I used to think I wanted to go out in life and do great things. I wanted to have accomplished something noteworthy, or be known by a lot of people. What I’ve come to find now is that I really want to be an intelligent, magnetic, multifaceted person to myself. Impressing myself! What a strange idea. This doesn’t mean I’m egotistical (though everybody is to an extent); just that I want to be the kind of person that I would admire.
I used to think that material possessions would make me happy: beautiful designer clothes, a brand new house, a flashy car. At this point (and I think having a daughter has helped be become way more humble) I would be more impressed with myself the LESS I have. Also my mind is starting to expand. My scope of consciousness is becoming so much wider. Learning what really is important, and staying focused on that has become in the forefront of my mind.

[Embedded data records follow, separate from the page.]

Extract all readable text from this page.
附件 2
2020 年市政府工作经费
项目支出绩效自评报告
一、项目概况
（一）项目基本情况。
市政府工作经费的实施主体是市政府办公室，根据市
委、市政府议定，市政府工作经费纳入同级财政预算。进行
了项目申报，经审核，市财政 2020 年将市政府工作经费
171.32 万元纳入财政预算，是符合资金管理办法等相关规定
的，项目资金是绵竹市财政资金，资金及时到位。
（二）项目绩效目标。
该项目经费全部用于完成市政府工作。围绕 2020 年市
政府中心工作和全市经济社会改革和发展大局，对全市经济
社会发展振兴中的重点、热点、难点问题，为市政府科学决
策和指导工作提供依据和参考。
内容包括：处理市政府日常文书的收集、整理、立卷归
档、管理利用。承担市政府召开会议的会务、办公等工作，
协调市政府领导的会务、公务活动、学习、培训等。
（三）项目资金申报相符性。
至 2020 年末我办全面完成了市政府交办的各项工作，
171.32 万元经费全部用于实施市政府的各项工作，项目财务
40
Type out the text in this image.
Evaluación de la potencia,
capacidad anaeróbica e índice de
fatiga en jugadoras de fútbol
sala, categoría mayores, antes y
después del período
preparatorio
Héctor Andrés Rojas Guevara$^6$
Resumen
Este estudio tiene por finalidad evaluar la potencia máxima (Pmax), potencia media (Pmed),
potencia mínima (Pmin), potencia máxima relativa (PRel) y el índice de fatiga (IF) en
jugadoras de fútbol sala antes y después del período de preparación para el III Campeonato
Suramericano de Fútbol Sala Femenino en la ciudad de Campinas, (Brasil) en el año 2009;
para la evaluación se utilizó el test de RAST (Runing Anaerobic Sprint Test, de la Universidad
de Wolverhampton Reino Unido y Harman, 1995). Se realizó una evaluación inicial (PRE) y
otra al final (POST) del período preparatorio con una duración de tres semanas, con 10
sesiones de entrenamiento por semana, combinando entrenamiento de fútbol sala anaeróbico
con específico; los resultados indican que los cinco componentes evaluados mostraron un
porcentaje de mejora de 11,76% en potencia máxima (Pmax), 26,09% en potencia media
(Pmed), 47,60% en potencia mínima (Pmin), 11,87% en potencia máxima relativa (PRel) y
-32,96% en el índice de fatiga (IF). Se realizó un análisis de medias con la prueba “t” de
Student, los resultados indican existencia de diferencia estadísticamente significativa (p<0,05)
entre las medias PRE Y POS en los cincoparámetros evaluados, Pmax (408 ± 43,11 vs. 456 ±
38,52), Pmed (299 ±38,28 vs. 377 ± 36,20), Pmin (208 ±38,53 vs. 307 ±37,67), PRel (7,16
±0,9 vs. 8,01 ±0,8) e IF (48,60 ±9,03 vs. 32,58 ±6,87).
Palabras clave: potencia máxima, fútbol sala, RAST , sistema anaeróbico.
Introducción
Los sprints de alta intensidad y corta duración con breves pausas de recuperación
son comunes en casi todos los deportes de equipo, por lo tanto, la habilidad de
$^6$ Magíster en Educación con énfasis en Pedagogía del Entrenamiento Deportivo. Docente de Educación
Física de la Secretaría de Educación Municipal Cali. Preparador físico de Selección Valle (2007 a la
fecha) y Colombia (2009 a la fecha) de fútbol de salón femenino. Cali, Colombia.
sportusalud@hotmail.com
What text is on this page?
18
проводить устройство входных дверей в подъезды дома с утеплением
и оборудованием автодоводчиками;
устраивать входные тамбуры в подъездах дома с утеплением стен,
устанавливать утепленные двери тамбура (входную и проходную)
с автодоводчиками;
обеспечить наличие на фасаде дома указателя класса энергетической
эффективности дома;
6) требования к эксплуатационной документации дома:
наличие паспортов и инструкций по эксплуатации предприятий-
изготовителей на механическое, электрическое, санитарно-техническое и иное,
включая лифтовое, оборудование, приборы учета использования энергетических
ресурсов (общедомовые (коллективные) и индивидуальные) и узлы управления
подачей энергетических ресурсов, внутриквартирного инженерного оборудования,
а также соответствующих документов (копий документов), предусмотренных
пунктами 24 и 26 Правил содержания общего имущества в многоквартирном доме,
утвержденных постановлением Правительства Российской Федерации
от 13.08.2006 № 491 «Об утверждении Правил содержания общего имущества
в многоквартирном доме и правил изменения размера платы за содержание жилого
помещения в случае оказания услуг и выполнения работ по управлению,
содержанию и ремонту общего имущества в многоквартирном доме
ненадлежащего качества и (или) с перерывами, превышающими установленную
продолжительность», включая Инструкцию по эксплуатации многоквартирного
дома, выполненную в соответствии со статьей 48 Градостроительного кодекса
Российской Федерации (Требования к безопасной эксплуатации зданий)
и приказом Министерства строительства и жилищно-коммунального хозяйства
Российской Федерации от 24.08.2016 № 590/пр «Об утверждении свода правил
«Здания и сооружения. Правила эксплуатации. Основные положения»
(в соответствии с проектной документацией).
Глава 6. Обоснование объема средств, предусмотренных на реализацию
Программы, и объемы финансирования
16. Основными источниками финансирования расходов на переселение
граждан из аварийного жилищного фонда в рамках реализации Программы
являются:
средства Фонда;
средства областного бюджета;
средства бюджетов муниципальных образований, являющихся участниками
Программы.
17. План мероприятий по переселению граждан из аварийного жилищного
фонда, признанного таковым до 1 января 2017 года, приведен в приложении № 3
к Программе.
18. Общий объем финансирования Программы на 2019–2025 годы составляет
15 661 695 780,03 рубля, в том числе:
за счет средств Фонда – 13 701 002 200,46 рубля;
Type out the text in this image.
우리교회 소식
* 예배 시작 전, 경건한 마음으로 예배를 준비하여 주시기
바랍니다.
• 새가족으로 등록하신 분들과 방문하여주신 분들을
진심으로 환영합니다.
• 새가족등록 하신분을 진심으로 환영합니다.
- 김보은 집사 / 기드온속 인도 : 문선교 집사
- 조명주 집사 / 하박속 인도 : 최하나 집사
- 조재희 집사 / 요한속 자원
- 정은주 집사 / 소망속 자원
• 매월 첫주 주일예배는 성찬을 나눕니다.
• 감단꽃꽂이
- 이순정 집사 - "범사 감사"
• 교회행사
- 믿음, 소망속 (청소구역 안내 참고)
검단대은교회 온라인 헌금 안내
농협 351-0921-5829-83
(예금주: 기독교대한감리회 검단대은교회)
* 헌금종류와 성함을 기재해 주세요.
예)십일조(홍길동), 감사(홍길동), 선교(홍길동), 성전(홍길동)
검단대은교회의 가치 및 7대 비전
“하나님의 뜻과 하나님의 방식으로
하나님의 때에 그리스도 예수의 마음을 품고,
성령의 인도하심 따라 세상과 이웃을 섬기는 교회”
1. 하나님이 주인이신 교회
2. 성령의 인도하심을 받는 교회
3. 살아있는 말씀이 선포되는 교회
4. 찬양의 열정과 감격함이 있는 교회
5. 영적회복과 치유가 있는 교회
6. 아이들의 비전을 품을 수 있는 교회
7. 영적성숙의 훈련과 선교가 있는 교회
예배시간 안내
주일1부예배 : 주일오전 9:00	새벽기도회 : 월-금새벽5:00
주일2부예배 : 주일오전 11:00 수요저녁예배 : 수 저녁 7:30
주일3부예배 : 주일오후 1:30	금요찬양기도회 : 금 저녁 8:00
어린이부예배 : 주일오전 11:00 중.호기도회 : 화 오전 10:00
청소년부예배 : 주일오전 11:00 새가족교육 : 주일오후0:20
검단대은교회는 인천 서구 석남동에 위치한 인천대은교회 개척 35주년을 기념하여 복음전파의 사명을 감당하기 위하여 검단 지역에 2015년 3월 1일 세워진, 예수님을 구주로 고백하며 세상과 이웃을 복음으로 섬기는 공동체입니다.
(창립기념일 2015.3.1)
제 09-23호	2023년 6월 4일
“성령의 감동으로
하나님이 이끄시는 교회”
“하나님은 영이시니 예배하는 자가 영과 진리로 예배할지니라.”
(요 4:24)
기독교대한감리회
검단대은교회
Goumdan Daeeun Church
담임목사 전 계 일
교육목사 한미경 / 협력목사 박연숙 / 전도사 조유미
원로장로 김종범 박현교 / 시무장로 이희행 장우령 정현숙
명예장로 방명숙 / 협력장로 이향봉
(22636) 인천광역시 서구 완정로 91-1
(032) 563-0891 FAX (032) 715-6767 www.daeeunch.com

Listening to the vibration of your heart instead of the loud messages we get from ads and magazines and movies would free us up so much to follow our true passions and to live authentically. I’ve only just begun trying to undo all the messages I have received from this society I’m in: how to live, how to dress, how to eat, how to spend my time and money. I’ve decided to take the road less traveled instead of the busy highway. It’s rocky and can get lonely at times, but it’s more beautiful and peaceful here. I’ve realized that greatness isn’t all about the accomplishments on my resume, but the space of peace and fulfillment that exists in my own soul.